Hmm, I’d like to know what this advice for middle class drinkers would be...

1) Just because it’s summer, you don’t necessarily need to spend every evening outside on your Oka garden furniture drinking gallons of rosé wine. And putting a few ice cubes in your glass – however stylish you think that is – doesn’t make it less alcoholic.

2) You are not 24 years old, so behave in a manner more commensurate with your actual age. It’s not a good look to lose your keys, wallet, phone and dignity at your age.

3) Don’t watch Mad Men. Drinking vodka martinis during the day, or indeed at any time, will not make you look like Don Draper (right).

I think that most middle-class, middle-aged people are sensible enough not to need nannying in such a way about their drinking. We should be capable of policing ourselves.
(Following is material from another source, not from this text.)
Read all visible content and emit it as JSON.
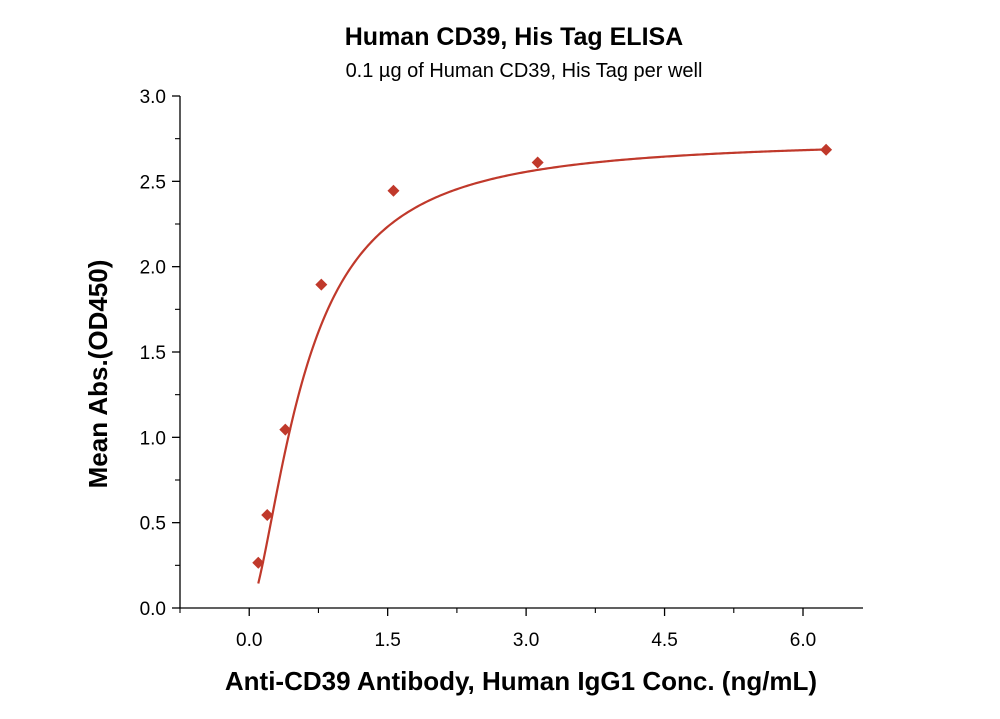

Two years ago, I gave up drinking for 11 months – not because I had to, but because I wanted to.

It started as a social experiment, but I found that I rather enjoyed the sober life: not being the last person at a party; not waking up with my senses scattered; discovering a new power of vivid mental recall.

It did mean that every evening ended up the same way – with a cup of mint tea and a crossword – but the days when I went out at night thrilled by the prospect of the unexpected, not knowing whether I was going to finish up in a police cell or on a plane to Morocco, were already long behind me. However, as a “successful ager” (the BMJ researchers’ description, not mine), I couldn’t keep it up. I was just too sociable, too active., to renounce the demon drink for good.

So now I’ve got a new regime, a perversion of the 5:2 diet. I drink on only two days a week, and for five days nothing more dangerous than sparkling mineral water passes my lips.

I am strict about it, and it’s working rather well, actually.

And, in that way, I hope to age a bit more successfully.